The Official Historical Society of Schuylkill County

The President Visits Pottsville


With President’s Day approaching it is a time to reminisce about the first time a President of the United States visited Schuylkill County.  The day was October 20, 1952.  Maybe you can reminisce but I can’t as I was not there.  Even if I had been there I would have been too young to remember anything.  I was only a toddler.  My thoughts would have been about getting a Mr. Potato Head for Christmas – it was the brand-new toy that was introduced that year and would sweep the nation.  Now that is something I can personally reminisce about….Back to the blog about when a President of the United States visited Schuylkill County…

From my research, the crowd that filled the streets to greet President Harry S. Truman at the downtown train station in Pottsville on October 20, 1952 was estimated to be between 12,000 and 20,000.  When Mr. Truman alighted from the rear car of the lengthy 18 car Presidential train, his arrival marked the first time a sitting president visited the Schuylkill county seat.  Ulysses S. Grant, whose portrait adorns the fifty dollar bill, had been to Pottsville, so I read, but his visit was after he left the presidential office.  John F. Kennedy spoke at Garfield Square as a United States Senator running for the presidential office.

Among others there to greet President Truman was The Victory Band of Coaldale, so it was not just a Pottsville crowd.  Other bands in attendance were the “G. Frank Brumm All Girls Drum and Bugle Corps” of Minersville and The All-Girl Drum and Bugle Corps from both Tremont and Girardville. The President was on a whistle-stop train campaign tour of Pennsylvania, and as he appeared downtown surrounded by many newspaper reporters, secret servicemen and local politicos, such as Judge James Curran and county Democrat leader James Ryan.  Mayor George Heffner personally welcomed him.  The streets were all decorated in red, white and blue with flags everywhere.  The Chief Executive was greeted by shouts of “We Want Harry!” even though the President was not running for re-election but campaigning on behalf of Adlai Stevenson, who would soon be defeated by Dwight D. Eisenhower, the Republican candidate and war hero.
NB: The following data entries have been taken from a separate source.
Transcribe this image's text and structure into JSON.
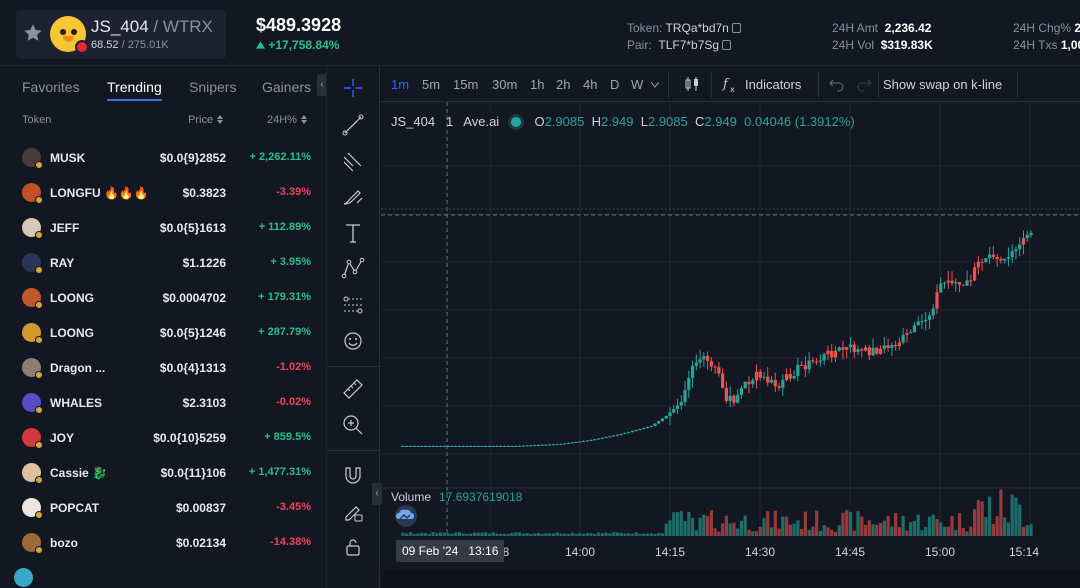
{
  "header": {
    "symbol": "JS_404",
    "quote": " / WTRX",
    "liquidity": "68.52",
    "liquidity_total": " / 275.01K",
    "price": "$489.3928",
    "change": "+17,758.84%",
    "token_label": "Token:",
    "token_value": "TRQa*bd7n",
    "pair_label": "Pair:",
    "pair_value": "TLF7*b7Sg",
    "amt_label": "24H Amt",
    "amt_value": "2,236.42",
    "vol_label": "24H Vol",
    "vol_value": "$319.83K",
    "chg_label": "24H Chg%",
    "chg_value": "2",
    "txs_label": "24H Txs",
    "txs_value": "1,00"
  },
  "left_panel": {
    "tabs": [
      {
        "label": "Favorites",
        "active": false
      },
      {
        "label": "Trending",
        "active": true
      },
      {
        "label": "Snipers",
        "active": false
      },
      {
        "label": "Gainers",
        "active": false
      }
    ],
    "columns": {
      "token": "Token",
      "price": "Price",
      "change": "24H%"
    },
    "rows": [
      {
        "name": "MUSK",
        "price": "$0.0{9}2852",
        "change": "+ 2,262.11%",
        "dir": "up",
        "color": "#4a3c3a"
      },
      {
        "name": "LONGFU 🔥🔥🔥",
        "price": "$0.3823",
        "change": "-3.39%",
        "dir": "down",
        "color": "#c0502a"
      },
      {
        "name": "JEFF",
        "price": "$0.0{5}1613",
        "change": "+ 112.89%",
        "dir": "up",
        "color": "#d8c8b8"
      },
      {
        "name": "RAY",
        "price": "$1.1226",
        "change": "+ 3.95%",
        "dir": "up",
        "color": "#2c3458"
      },
      {
        "name": "LOONG",
        "price": "$0.0004702",
        "change": "+ 179.31%",
        "dir": "up",
        "color": "#c0582e"
      },
      {
        "name": "LOONG",
        "price": "$0.0{5}1246",
        "change": "+ 287.79%",
        "dir": "up",
        "color": "#d09a30"
      },
      {
        "name": "Dragon ...",
        "price": "$0.0{4}1313",
        "change": "-1.02%",
        "dir": "down",
        "color": "#8a8070"
      },
      {
        "name": "WHALES",
        "price": "$2.3103",
        "change": "-0.02%",
        "dir": "down",
        "color": "#5a4ac8"
      },
      {
        "name": "JOY",
        "price": "$0.0{10}5259",
        "change": "+ 859.5%",
        "dir": "up",
        "color": "#d03a3a"
      },
      {
        "name": "Cassie 🐉",
        "price": "$0.0{11}106",
        "change": "+ 1,477.31%",
        "dir": "up",
        "color": "#e0c0a0"
      },
      {
        "name": "POPCAT",
        "price": "$0.00837",
        "change": "-3.45%",
        "dir": "down",
        "color": "#f0e8e0"
      },
      {
        "name": "bozo",
        "price": "$0.02134",
        "change": "-14.38%",
        "dir": "down",
        "color": "#9a6a3a"
      }
    ]
  },
  "chart": {
    "timeframes": [
      {
        "label": "1m",
        "active": true
      },
      {
        "label": "5m",
        "active": false
      },
      {
        "label": "15m",
        "active": false
      },
      {
        "label": "30m",
        "active": false
      },
      {
        "label": "1h",
        "active": false
      },
      {
        "label": "2h",
        "active": false
      },
      {
        "label": "4h",
        "active": false
      },
      {
        "label": "D",
        "active": false
      },
      {
        "label": "W",
        "active": false
      }
    ],
    "indicators_label": "Indicators",
    "swap_label": "Show swap on k-line",
    "symbol": "JS_404",
    "interval": "1",
    "source": "Ave.ai",
    "ohlc": {
      "o_label": "O",
      "o": "2.9085",
      "h_label": "H",
      "h": "2.949",
      "l_label": "L",
      "l": "2.9085",
      "c_label": "C",
      "c": "2.949",
      "change": "0.04046 (1.3912%)"
    },
    "volume_label": "Volume",
    "volume_value": "17.6937619018",
    "crosshair_date": "09 Feb '24",
    "crosshair_time": "13:16",
    "x_ticks": [
      "14:00",
      "14:15",
      "14:30",
      "14:45",
      "15:00",
      "15:14"
    ],
    "x_tick_partial": "8",
    "colors": {
      "up": "#26a69a",
      "down": "#ef5350",
      "grid": "#1f2430"
    }
  },
  "chart_data": {
    "type": "candlestick",
    "title": "",
    "x": [
      "13:16",
      "13:17",
      "13:18",
      "13:19",
      "13:20",
      "13:21",
      "13:22",
      "13:23",
      "13:24",
      "13:25",
      "13:26",
      "13:27",
      "13:28",
      "13:29",
      "13:30",
      "13:31",
      "13:32",
      "13:33",
      "13:34",
      "13:35",
      "13:36",
      "13:37",
      "13:38",
      "13:39",
      "13:40",
      "13:41",
      "13:42",
      "13:43",
      "13:44",
      "13:45",
      "13:46",
      "13:47",
      "13:48",
      "13:49",
      "13:50",
      "13:51",
      "13:52",
      "13:53",
      "13:54",
      "13:55",
      "13:56",
      "13:57",
      "13:58",
      "13:59",
      "14:00",
      "14:01",
      "14:02",
      "14:03",
      "14:04",
      "14:05",
      "14:06",
      "14:07",
      "14:08",
      "14:09",
      "14:10",
      "14:11",
      "14:12",
      "14:13",
      "14:14",
      "14:15",
      "14:16",
      "14:17",
      "14:18",
      "14:19",
      "14:20",
      "14:21",
      "14:22",
      "14:23",
      "14:24",
      "14:25",
      "14:26",
      "14:27",
      "14:28",
      "14:29",
      "14:30",
      "14:31",
      "14:32",
      "14:33",
      "14:34",
      "14:35",
      "14:36",
      "14:37",
      "14:38",
      "14:39",
      "14:40",
      "14:41",
      "14:42",
      "14:43",
      "14:44",
      "14:45",
      "14:46",
      "14:47",
      "14:48",
      "14:49",
      "14:50",
      "14:51",
      "14:52",
      "14:53",
      "14:54",
      "14:55",
      "14:56",
      "14:57",
      "14:58",
      "14:59",
      "15:00",
      "15:01",
      "15:02",
      "15:03",
      "15:04",
      "15:05",
      "15:06",
      "15:07",
      "15:08",
      "15:09",
      "15:10",
      "15:11",
      "15:12",
      "15:13",
      "15:14"
    ],
    "series": [],
    "volume_last": 17.6937619018,
    "ohlc_last": {
      "open": 2.9085,
      "high": 2.949,
      "low": 2.9085,
      "close": 2.949
    }
  }
}
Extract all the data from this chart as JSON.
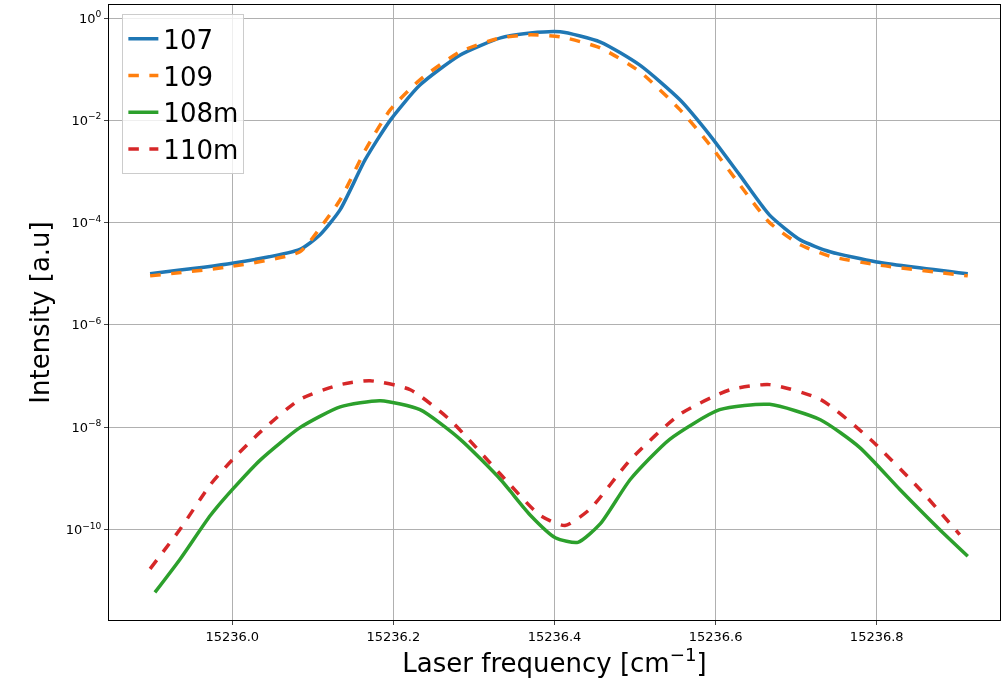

Before President Truman entered his bullet-proof limousine for the ride to the stadium, his daughter and only child, Margaret was presented white orchids and roses from a group of women representing the garment labor unions.   The secret service had checked out all of the buildings in the downtown and along Market Street, along with the inhabitants.  Later when the President spoke at the Pottsville High School stadium the crowd was estimated to between 6,000 and 8,000 and was considered disappointing as the stadium’s capacity was 9,000.  However the weather was unseasonably bitter cold that evening which could have been a factor in keeping attendance down.

Harry S. Truman, although president in the age before twitter and the internet, he was known for sending out some caustic remarks that were thought to be unbecoming to the office.  The President wrote a letter to a newspaperman who criticized his daughter Margaret, a fledgling musician, as follows:

I’ve just read your lousy review of Margaret’s concert. I’ve come to the conclusion that you are an “eight ulcer man on four ulcer pay.”  It seems to me that you are a frustrated old man who wishes he could have been successful. When you write such poppy-cock as was in the back section of the paper you work for it shows conclusively that you’re off the beam and at least four of your ulcers are at work.  Someday I hope to meet you. When that happens you’ll need a new nose, a lot of beefsteak for black eyes, and perhaps a supporter below!